EERA and ECER – nostalgic reflections of a past love affair

EERA and ECER – nostalgic reflections of a past love affair

EERA is celebrating 30 years in 2024, and as part of our anniversary celebrations, we have invited people who have been at the heart of the association to share their memories and reflections. In a series of blog posts, which will run throughout 2024, we will share those precious memories, from the people who helped foster the global EERA community.

In this blog post, Dr Peter Gray takes a rather light-hearted yet nostalgic look back over the meetings and encounters of EERA and ECER, and wonders whether the spark can be rekindled.

EERA is 30! Like an old flame, there is nostalgia, the desire to tie up loose ends, regret, and exhilaration. I remember EERA, and ECER in particular, as a love affair with conversations and possibilities, ultimately something in the past that was life-changing, but unreal.

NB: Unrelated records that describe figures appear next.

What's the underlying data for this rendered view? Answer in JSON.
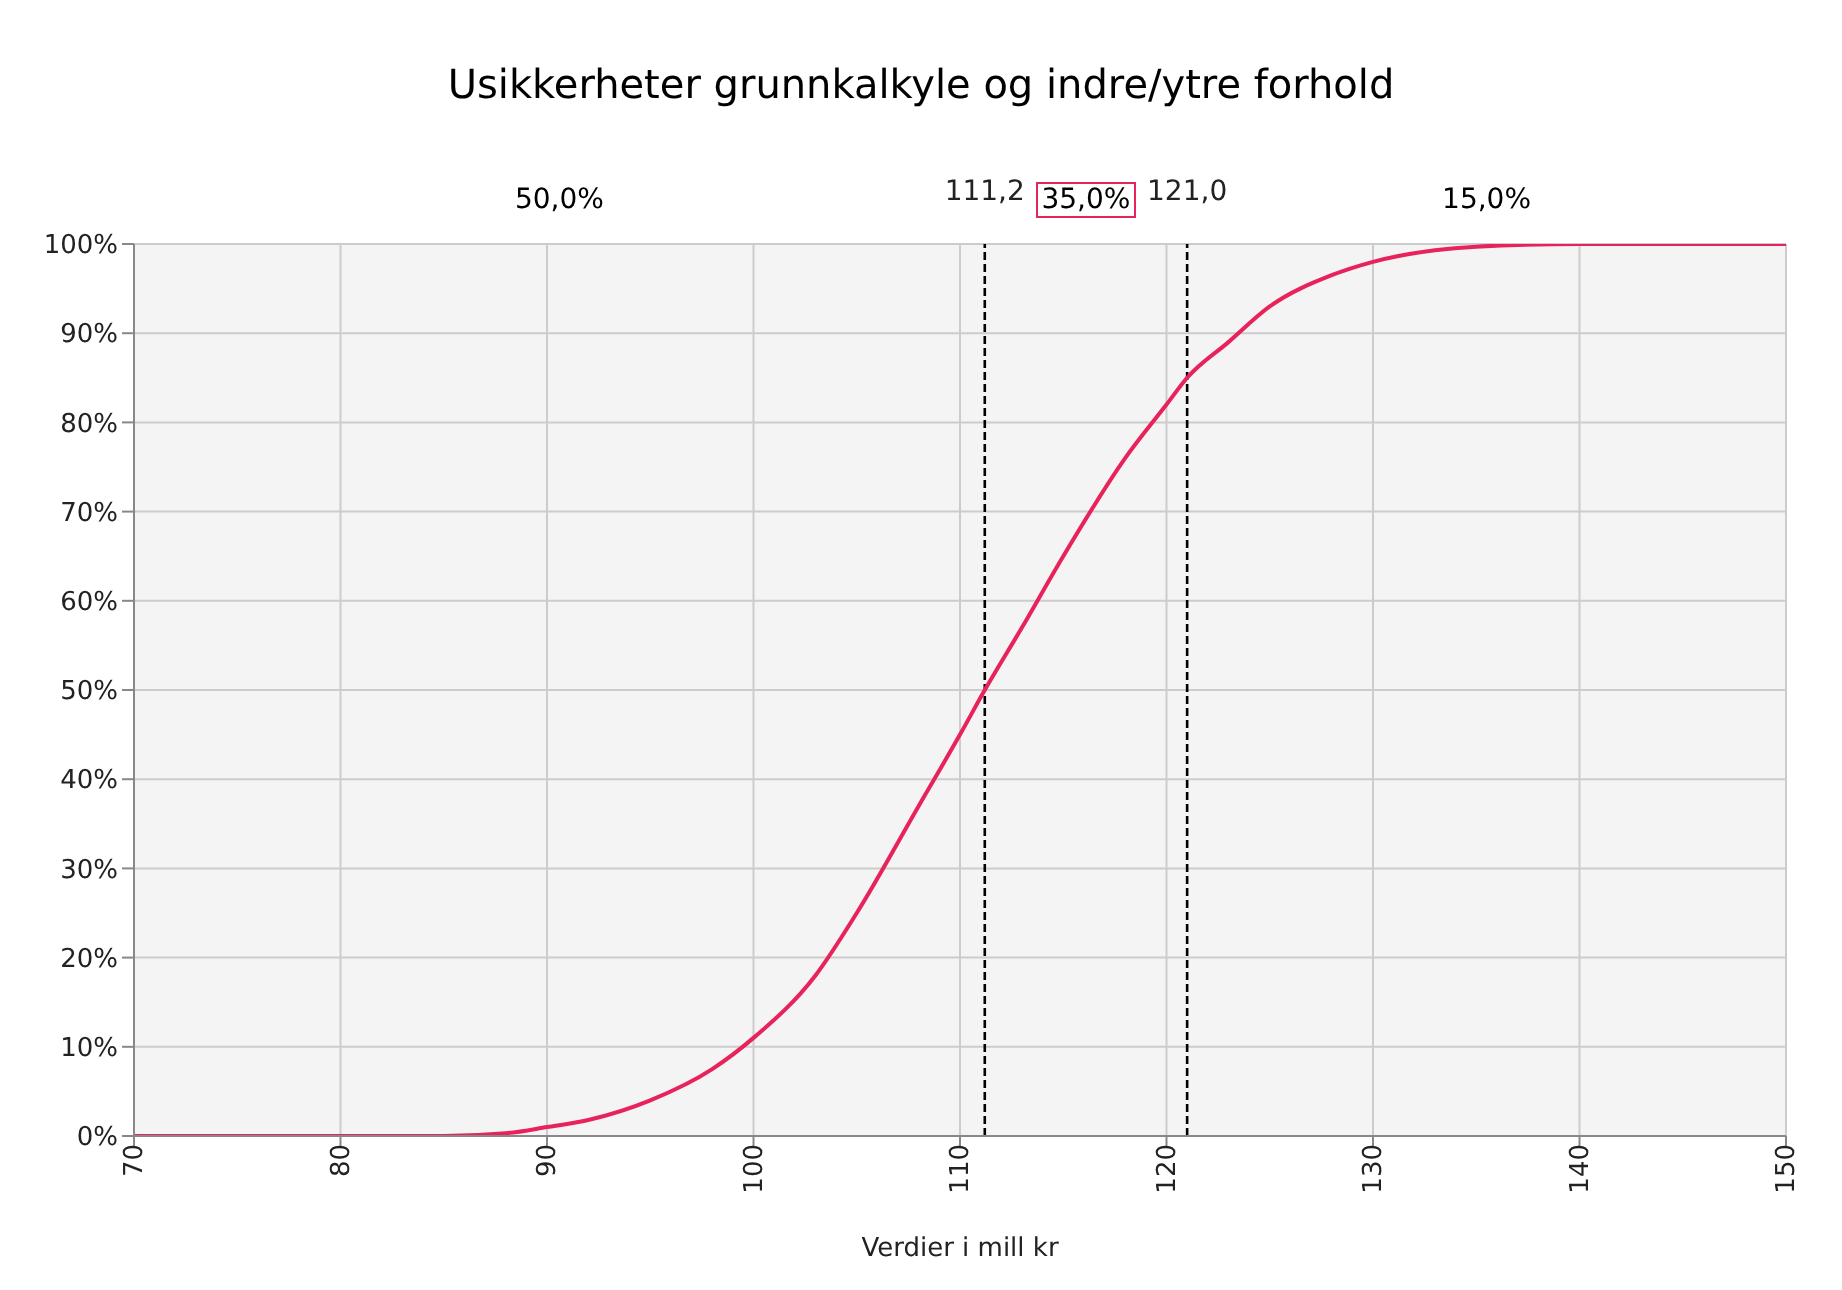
{
  "chart_data": {
    "type": "line",
    "title": "Usikkerheter grunnkalkyle og indre/ytre forhold",
    "xlabel": "Verdier i mill kr",
    "x": [
      70,
      85,
      88,
      90,
      92,
      95,
      98,
      100,
      103,
      105,
      108,
      110,
      111.2,
      113,
      115,
      118,
      120,
      121,
      123,
      125,
      128,
      130,
      133,
      135,
      140,
      150
    ],
    "series": [
      {
        "color": "#e8225a",
        "values": [
          0,
          0,
          0.3,
          1,
          1.8,
          4,
          7.5,
          11,
          18,
          25,
          37,
          45,
          50,
          57,
          65,
          76,
          82,
          85,
          89,
          93,
          96.5,
          98,
          99.3,
          99.7,
          100,
          100
        ]
      }
    ],
    "xlim": [
      70,
      150
    ],
    "xticks": [
      70,
      80,
      90,
      100,
      110,
      120,
      130,
      140,
      150
    ],
    "ylim": [
      0,
      100
    ],
    "yticks": [
      {
        "value": 0,
        "label": "0%"
      },
      {
        "value": 10,
        "label": "10%"
      },
      {
        "value": 20,
        "label": "20%"
      },
      {
        "value": 30,
        "label": "30%"
      },
      {
        "value": 40,
        "label": "40%"
      },
      {
        "value": 50,
        "label": "50%"
      },
      {
        "value": 60,
        "label": "60%"
      },
      {
        "value": 70,
        "label": "70%"
      },
      {
        "value": 80,
        "label": "80%"
      },
      {
        "value": 90,
        "label": "90%"
      },
      {
        "value": 100,
        "label": "100%"
      }
    ],
    "ref_lines": [
      {
        "axis": "x",
        "value": 111.2,
        "label": "111,2",
        "color": "#000000",
        "line_style": "dashed"
      },
      {
        "axis": "x",
        "value": 121,
        "label": "121,0",
        "color": "#000000",
        "line_style": "dashed"
      }
    ],
    "annotations": [
      "50,0%",
      "35,0%",
      "15,0%"
    ],
    "grid": true,
    "marker": "none",
    "line_style": "solid"
  }
}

Professionally, I owe everything to chance meetings at ECER, and its kaleidoscope of cities, Geneva, Ghent, Helsinki, Gothenburg, Istanbul, Cadiz, Porto, Budapest, and more, the complex architecture of education in bricks and cuisine, locality and world-making. Passionately, I loved the anticipation of arrival, meeting the wonderful EERA office team, everything in order and yet everything in the chaos of ideas and interactions, fluid, a kiss of learning and desire. Desire for what? 

Always there was the Manhattan moment of critical mass, the idea that two and a half thousand people, intelligent, bright, outward-looking people, could somehow explode education into what it should be, a blinding light overcoming the desperate human condition of violence and stupidity. Yet, how could we achieve this? Thousands of papers, presentations, and answers, yet no progress. How could this knowledge be captured and made to fly?

We tried, of course. The spark was there, the team was forming, and the technology kept moving forward. But still, we are at the margins of science, amateur researchers with our small, dim-burning candles of evidence against the hadron colliders and their fundamental particles. Not a single useful result, and yet physics gets billions; we get what’s left. 

This is the disappointment of lovers, the promise unfulfilled of nirvana, crushed by the realities of work and domesticity. We all went home afterwards and filled in forms, did the washing, went back to the everyday. The same thing happens at festivals, a sudden sense of community ending in a long journey home. 

No-one is to blame, because the essence of this communality is that there is no divine leader, no mindless idiot in a suit driving us towards death and degradation. We tried and did our best, but, as in love, there is always a fatal flaw. We have mountains of evidence, but no vision. We have an army, but no ammunition. We have the desire, but reality always drags us back.

 ECER was and is, at least for me, about becoming an insider, whilst outside dull reality, about knowing the personalities and the systems, about recognition. And yet there should have been more. Being inside is no good unless there is a relationship with the outside. Educational research, our love, ultimately retreats into the comfort of home, rather than becoming the one true source of light and inspiration.

My great ECER moment in Porto, 2014, was not a three people and a dog presentation in a sleepy seminar room. It was a massive outdoor concert, Stopestra, the answer to musical and political austerity. Eighty musicians playing to five thousand dancing professors, singing our way out of the past. That was our moment, but we missed it. Education continues as a dismal drizzle of PISA results, pointless testing, PhDs with no philosophy.

How can we return to our love, when she has settled down in a nest of flatpack furniture and earnest upbringing? Can we ride out for the last time, giving everything we have to the cause? Like an affair, we began with a future and ended in the past. Why have we not generated something beyond the boundaries of tradition and history? Why are we not changing the world?

 I loved EERA and ECER, and I still love them, but when we meet, it is shy, awkward, a quick coffee in Conftool. I wonder about how it could have been, and how it could be still. I am not jealous of her new lovers, who are doing what lovers always do. I am happy to keep the faith, to review and rewind. Thank you for everything, EERA. See you someday!

Dr Peter Gray

Dr Peter Gray

Dr Peter Gray has a long history of working with European projects, starting in the field of vocational education for industry in 2002 and continuing through a wide range of projects in teacher education, science/STEM education and even in astrophysics. However, he owes his career to EERA/ECER, having met Norwegian colleagues there in 2006 and subsequently becoming projects adviser at NTNU in Trondheim, until retiring in 2022. He was convener of the Teacher Education Research Network at ECER for several years and still does reviews for the network.

He has worked as an evaluator/rapporteur and Vice–Chair for the European Commission in the Horizon programme and is currently on the advisory boards of the London School of Management Education and Golden Links Educational Consultants. Dr Gray was also a visiting professor at Nord University (May 2023-April 2024). Amongst other publications, he was co-editor, with Per Ramberg, of “Servants of the School: Building Teacher Education in Mid-Norway, 1998-2018”, published in 2019.